Avoiding the hazards of orphan instances without dependency problems

John Lato jwlato at gmail.com
Mon Oct 20 01:43:15 UTC 2014

I fail to see how this doesn't help lens, unless we're assuming no buy-in
from class declarations.  Also, your approach would require c*n pragmas to
be declared, whereas mine only requires c.  Also your method seems to
require having both the class and type in scope, in which case one could
simply declare the instance in that module anyway.

On Mon, Oct 20, 2014 at 9:29 AM, David Feuer <david.feuer at gmail.com> wrote:

> I don't think your approach is flexible enough to accomplish the purpose.
> For example, it does almost nothing to help lens.
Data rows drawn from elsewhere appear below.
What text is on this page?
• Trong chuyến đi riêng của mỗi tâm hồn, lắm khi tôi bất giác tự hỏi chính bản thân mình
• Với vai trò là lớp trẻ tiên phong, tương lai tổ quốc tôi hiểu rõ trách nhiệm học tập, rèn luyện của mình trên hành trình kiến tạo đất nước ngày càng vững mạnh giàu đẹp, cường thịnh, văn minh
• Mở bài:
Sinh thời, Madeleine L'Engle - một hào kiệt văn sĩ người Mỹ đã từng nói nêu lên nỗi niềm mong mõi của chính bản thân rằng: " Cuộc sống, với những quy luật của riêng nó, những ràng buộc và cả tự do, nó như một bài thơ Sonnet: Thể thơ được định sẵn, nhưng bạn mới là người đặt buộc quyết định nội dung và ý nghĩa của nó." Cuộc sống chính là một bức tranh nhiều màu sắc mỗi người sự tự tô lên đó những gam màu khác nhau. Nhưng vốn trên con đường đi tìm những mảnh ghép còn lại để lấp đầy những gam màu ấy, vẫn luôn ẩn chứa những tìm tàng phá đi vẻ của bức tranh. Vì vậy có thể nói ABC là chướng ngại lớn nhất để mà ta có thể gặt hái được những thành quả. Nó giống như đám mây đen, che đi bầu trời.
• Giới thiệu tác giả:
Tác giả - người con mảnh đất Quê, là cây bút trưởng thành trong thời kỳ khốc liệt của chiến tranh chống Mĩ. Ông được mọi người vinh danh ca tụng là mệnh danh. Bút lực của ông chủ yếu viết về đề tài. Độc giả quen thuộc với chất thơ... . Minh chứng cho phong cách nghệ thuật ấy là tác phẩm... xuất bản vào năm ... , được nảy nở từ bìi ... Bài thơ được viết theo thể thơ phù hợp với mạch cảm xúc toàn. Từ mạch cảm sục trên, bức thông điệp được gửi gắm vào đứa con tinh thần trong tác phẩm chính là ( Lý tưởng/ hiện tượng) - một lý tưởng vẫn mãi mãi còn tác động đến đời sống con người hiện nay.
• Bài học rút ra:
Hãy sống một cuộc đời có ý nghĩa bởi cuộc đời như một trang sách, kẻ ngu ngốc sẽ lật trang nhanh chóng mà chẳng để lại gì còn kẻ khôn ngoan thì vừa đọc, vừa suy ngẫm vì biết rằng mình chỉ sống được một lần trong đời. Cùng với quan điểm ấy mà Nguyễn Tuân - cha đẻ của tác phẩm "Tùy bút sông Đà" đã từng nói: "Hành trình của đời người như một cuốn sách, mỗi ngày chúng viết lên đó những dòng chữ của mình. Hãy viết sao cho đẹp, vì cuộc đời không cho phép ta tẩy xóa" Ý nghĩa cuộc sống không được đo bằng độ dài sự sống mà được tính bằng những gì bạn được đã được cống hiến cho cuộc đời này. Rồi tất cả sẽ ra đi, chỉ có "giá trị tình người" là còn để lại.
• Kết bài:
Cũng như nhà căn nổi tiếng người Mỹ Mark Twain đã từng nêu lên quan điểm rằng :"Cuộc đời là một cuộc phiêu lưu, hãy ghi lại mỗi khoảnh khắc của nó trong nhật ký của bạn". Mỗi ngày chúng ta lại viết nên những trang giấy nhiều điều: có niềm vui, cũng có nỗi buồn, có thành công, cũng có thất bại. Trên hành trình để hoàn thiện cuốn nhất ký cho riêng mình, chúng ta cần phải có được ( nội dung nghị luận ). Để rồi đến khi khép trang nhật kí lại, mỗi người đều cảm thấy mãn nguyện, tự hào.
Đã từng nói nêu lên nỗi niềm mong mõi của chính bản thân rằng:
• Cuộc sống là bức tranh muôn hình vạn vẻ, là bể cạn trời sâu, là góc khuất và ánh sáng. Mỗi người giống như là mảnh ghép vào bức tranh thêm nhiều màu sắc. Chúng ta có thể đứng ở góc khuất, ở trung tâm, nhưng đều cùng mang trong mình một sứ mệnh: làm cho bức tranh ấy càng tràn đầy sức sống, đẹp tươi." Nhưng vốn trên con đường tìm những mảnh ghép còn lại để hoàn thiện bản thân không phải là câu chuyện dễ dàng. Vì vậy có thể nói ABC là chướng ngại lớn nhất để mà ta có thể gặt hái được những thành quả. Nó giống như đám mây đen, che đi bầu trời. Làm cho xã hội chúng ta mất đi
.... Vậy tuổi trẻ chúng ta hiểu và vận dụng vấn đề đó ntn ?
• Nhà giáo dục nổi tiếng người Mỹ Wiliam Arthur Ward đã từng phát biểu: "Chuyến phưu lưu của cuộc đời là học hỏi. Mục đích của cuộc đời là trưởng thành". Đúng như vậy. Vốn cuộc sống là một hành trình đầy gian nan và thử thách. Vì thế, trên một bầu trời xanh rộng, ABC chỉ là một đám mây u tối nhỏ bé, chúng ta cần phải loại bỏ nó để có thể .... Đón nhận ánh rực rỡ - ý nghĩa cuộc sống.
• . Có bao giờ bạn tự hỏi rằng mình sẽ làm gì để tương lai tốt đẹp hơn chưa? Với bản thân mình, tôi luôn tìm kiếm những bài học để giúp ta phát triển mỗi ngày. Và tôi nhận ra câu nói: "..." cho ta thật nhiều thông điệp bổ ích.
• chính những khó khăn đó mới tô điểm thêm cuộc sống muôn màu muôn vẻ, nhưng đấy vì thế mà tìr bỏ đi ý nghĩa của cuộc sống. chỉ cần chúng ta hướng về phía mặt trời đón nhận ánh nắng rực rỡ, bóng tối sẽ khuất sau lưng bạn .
Even my approach should,
> arguably, be extended transitively, allowing the named module to delegate
> that authority, but such an extension could easily be put off till later.
> On Oct 19, 2014 7:17 PM, "John Lato" <jwlato at gmail.com> wrote:
>> Thinking about this, I came to a slightly different scheme.  What if we
>> instead add a pragma:
>> {-# OrphanModule ClassName ModuleName #-}
>> and furthermore require that, if OrphanModule is specified, all instances
>> can *only* appear in the module where the class is defined, the involved
>> types are defined, or the given OrphanModule?  We would also need to add
>> support for the compiler to understand that multiple modules may appear
>> under the same name, which might be a bit tricky to implement, but I think
>> it's feasible (perhaps in a restricted manner).
>> I think I'd prefer this when implementing orphan instances, and probably
>> when writing the pragmas as well.
>> On Mon, Oct 20, 2014 at 1:02 AM, David Feuer <david.feuer at gmail.com>
>> wrote:
>>> Orphan instances are bad. The standard approach to avoiding the orphan
>>> hazard is to always put an instance declaration in the module that declares
>>> the type or the one that declares the class. Unfortunately, this forces
>>> packages like lens to have an ungodly number of dependencies. Yesterday, I
>>> had a simple germ of an idea for solving this (fairly narrow) problem, at
>>> least in some cases: allow a programmer to declare where an instance
>>> declaration must be. I have no sense of sane syntax, but the rough idea is:
>>> {-# InstanceIn NamedModule [Context =>] C1 T1 [T2 ...] #-}
>>> This pragma would appear in a module declaring a class or type. The
>>> named module would not have to be available, either now or ever, but
>>> attempting to declare such an instance in any module *other* than the named
>>> one would be an error by default, with a flag
>>> -XAllowForbiddenInstancesAndInviteNasalDemons to turn it off. The optional
>>> context allows multiple such pragmas to appear in the type/class-declaring
>>> modules, to allow overlapping instances (all of them declared in advance).